D'Annunzio's recent work is not the only food and wine essay to which he devoted himself. I am thinking in particular of Guida spirituale delle osterie italiane da Verona a Capri, reissued in 1921 (but already published in 1908 in Germany and 1910 in Italy) by Hans Barth. A highly successful work of which you have edited a splendid, recent edition. What features of this work do you think might still appeal to the modern reader/tourist?
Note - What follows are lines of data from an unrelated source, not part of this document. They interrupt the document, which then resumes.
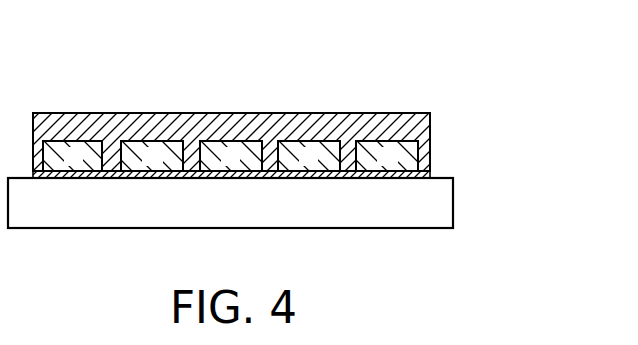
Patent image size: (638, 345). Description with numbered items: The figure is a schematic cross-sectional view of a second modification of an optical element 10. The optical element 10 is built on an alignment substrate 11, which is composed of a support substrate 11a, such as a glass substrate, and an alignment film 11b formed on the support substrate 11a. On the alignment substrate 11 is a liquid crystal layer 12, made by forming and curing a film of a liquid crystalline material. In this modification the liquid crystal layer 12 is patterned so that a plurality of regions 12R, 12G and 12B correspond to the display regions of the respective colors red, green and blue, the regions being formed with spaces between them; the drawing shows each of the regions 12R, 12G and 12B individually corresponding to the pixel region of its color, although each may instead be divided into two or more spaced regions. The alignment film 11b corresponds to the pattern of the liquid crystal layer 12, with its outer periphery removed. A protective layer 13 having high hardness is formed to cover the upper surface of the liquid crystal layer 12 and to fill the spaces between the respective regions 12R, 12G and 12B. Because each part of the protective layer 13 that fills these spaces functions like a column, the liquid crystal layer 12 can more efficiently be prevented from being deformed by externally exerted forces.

The optical element 10 is at (520, 98).
The alignment substrate 11 is at (290, 193).
The support substrate 11a is at (443, 209).
The alignment film 11b is at (428, 175).
The liquid crystal layer 12 is at (248, 54).
The region 12R is at (76, 141).
The region 12G is at (153, 141).
The region 12B is at (232, 141).
The protective layer 13 is at (431, 118).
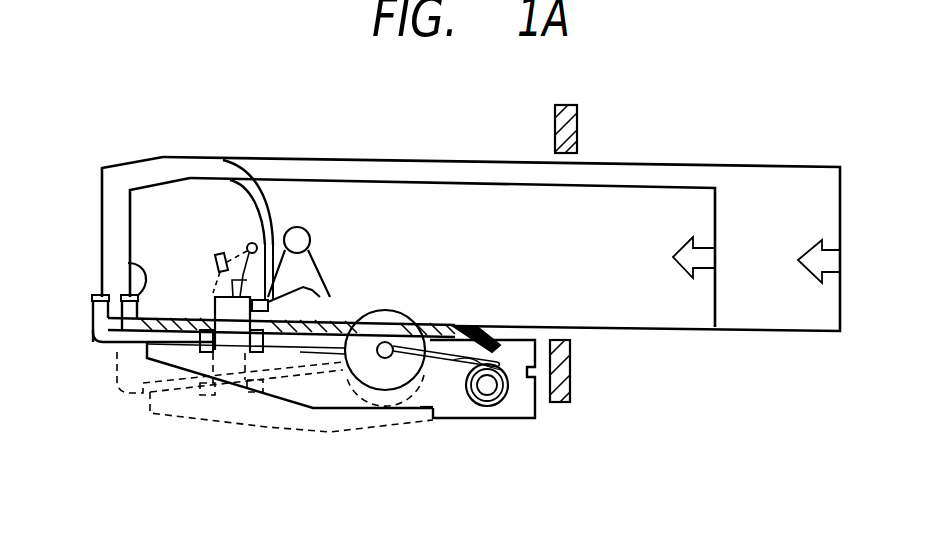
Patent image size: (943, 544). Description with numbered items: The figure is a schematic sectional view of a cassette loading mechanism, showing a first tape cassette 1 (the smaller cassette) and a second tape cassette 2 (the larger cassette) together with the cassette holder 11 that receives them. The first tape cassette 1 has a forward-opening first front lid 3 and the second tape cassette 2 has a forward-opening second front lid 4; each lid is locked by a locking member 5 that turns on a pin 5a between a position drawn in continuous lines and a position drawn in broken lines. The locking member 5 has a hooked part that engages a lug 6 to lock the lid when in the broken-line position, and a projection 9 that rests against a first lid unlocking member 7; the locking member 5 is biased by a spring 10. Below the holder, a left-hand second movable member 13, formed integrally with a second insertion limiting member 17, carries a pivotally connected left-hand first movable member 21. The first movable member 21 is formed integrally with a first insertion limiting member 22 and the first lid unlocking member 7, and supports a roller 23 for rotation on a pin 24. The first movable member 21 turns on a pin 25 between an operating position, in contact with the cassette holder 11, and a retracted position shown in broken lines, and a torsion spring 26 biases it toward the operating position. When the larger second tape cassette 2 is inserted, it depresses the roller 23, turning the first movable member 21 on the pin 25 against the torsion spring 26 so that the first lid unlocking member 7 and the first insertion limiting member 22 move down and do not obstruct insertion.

The first tape cassette 1 is at (613, 197).
The second tape cassette 2 is at (707, 167).
The first front lid 3 is at (150, 187).
The second front lid 4 is at (175, 157).
The locking member 5 is at (275, 240).
The pin 5a is at (250, 243).
The lug 6 is at (217, 253).
The first lid unlocking member 7 is at (213, 307).
The projection 9 is at (305, 287).
The spring 10 is at (312, 250).
The cassette holder 11 is at (488, 328).
The left-hand second movable member 13 is at (525, 420).
The second insertion limiting member 17 is at (93, 328).
The left-hand first movable member 21 is at (283, 402).
The first insertion limiting member 22 is at (100, 263).
The roller 23 is at (386, 345).
The pin 24 is at (390, 342).
The pin 25 is at (487, 385).
The torsion spring 26 is at (435, 380).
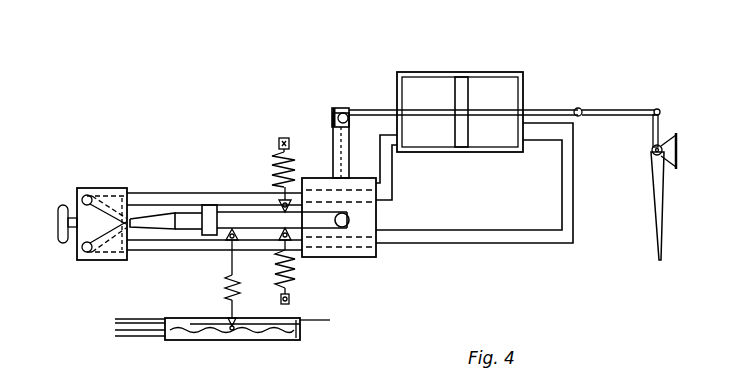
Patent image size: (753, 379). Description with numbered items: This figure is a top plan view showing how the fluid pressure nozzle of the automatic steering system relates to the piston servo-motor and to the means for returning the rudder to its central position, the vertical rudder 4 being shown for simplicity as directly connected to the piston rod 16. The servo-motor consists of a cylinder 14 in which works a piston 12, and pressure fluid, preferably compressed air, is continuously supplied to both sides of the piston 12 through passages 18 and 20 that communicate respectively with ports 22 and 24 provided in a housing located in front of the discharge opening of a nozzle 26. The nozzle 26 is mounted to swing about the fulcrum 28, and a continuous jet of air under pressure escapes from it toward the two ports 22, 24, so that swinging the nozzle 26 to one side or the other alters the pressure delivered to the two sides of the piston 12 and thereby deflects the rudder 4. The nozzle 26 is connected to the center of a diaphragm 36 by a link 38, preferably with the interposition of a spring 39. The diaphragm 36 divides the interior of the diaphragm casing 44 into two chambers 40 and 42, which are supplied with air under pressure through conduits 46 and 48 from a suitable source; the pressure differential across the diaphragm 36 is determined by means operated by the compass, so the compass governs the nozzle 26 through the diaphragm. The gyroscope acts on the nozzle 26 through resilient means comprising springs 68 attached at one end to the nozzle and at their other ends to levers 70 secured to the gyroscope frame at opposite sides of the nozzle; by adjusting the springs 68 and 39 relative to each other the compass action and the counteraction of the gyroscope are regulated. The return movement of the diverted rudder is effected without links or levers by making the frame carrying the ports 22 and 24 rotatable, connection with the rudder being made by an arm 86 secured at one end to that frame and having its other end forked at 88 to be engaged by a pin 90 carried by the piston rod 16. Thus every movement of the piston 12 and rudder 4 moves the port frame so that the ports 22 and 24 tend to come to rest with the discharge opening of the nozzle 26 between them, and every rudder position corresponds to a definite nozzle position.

The vertical rudder 4 is at (661, 200).
The piston 12 is at (462, 87).
The cylinder 14 is at (425, 95).
The piston rod 16 is at (363, 110).
The passage 18 is at (460, 237).
The passage 20 is at (387, 173).
The port 22 is at (78, 258).
The port 24 is at (85, 196).
The nozzle 26 is at (240, 220).
The fulcrum 28 is at (348, 227).
The diaphragm 36 is at (262, 325).
The link 38 is at (192, 312).
The spring 39 is at (225, 293).
The chamber 40 is at (330, 320).
The chamber 42 is at (227, 340).
The diaphragm casing 44 is at (293, 340).
The conduit 46 is at (128, 318).
The conduit 48 is at (129, 312).
The springs 68 is at (63, 205).
The levers 70 is at (280, 137).
The arm 86 is at (337, 167).
The fork 88 is at (333, 118).
The pin 90 is at (337, 109).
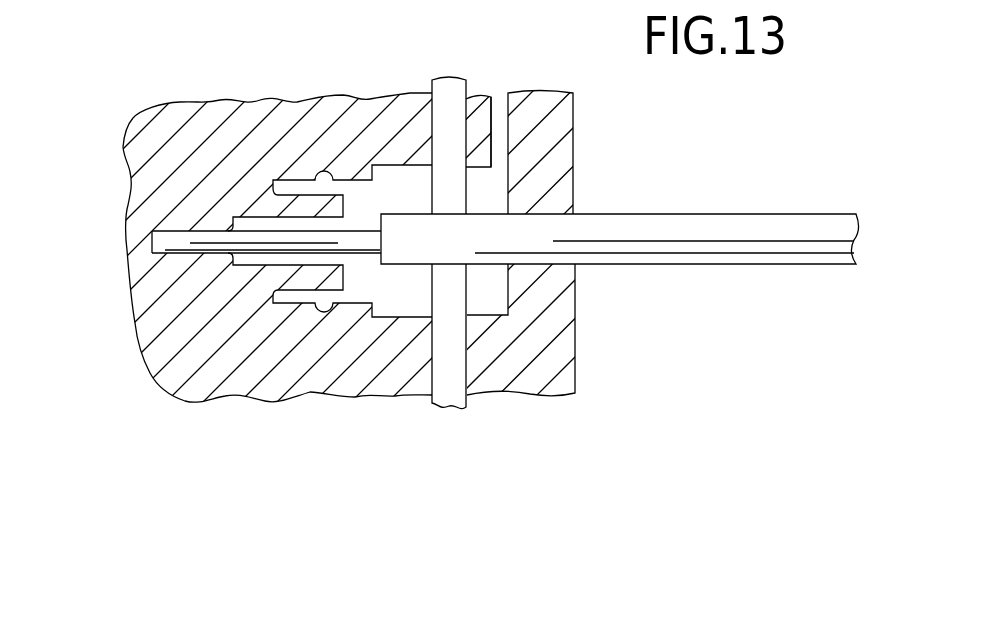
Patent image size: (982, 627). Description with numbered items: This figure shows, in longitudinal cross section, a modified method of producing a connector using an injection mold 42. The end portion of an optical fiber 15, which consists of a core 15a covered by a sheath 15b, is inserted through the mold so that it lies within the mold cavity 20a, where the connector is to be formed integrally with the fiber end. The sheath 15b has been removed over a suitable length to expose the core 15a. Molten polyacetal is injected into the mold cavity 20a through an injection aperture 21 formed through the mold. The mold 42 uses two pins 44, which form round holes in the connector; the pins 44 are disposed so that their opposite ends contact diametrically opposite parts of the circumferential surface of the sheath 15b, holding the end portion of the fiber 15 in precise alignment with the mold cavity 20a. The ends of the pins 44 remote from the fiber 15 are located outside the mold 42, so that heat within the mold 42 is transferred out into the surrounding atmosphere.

The optical fiber 15 is at (692, 244).
The core 15a is at (158, 242).
The sheath 15b is at (575, 245).
The mold cavity 20a is at (400, 292).
The injection aperture 21 is at (500, 107).
The injection mold 42 is at (545, 151).
The pins 44 is at (448, 90).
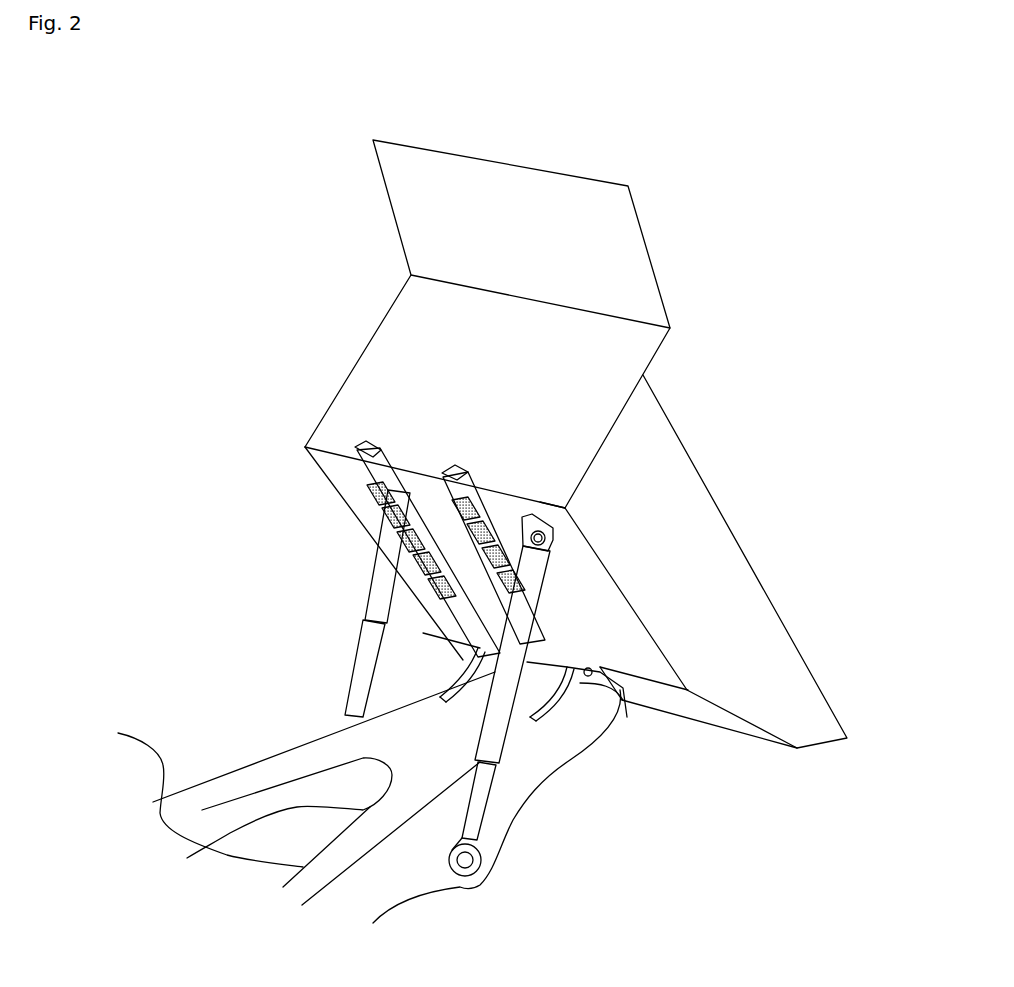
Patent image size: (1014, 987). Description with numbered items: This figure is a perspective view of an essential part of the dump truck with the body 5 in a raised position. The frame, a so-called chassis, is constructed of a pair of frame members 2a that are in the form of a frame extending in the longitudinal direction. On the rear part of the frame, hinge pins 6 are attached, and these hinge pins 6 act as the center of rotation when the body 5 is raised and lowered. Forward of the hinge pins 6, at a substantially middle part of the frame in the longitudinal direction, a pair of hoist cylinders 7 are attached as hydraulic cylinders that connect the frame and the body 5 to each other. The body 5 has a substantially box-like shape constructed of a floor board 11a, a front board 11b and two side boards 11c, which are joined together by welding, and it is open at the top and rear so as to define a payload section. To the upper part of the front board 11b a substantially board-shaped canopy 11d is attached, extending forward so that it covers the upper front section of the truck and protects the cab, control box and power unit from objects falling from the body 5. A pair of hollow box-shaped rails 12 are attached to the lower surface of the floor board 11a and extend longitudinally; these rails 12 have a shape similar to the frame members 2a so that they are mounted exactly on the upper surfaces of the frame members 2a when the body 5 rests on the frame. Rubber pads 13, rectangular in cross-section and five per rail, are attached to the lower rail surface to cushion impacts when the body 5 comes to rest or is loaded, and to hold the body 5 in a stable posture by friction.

Hans Barth's book is the first Italian food and wine guide. Barth, a German journalist of great cultural depth, travels through the Bel Paese following the traditional itinerary of the Grand Tour. He looks at Italy through the keyhole of the taverns, taking the reader by the hand, who, yesterday as today, continues to find himself seated next to monarchs, pontiffs, artists, patrons of the arts, literary and legendary personalities and people of the people, experiencing the history of a nation that the author described and loved more than many Italians, so much so that he wanted to be buried in Rome. The book exerts a great fascination on the reader (or tourist) attracted by the passion for wines (of which Barth was an excellent taster), food, and the possibility of walking along itineraries steeped in history. The other important aspect is the preface by Gabriele d'Annunzio, who accuses the journalist of being a drunkard, calling himself an 'aquatile' instead of a teetotaler. The Pescarese writer once again shows a perfect knowledge of Italian wines, so much so as to reproach the 'sitibondo Barth' for not knowing about 'Nepente d'Oliena, not even by reputation', and inviting him to make a stop on the Cinque Terre coastline, to 'soak up that Vernaccia di Corniglia already celebrated by Boccaccio'.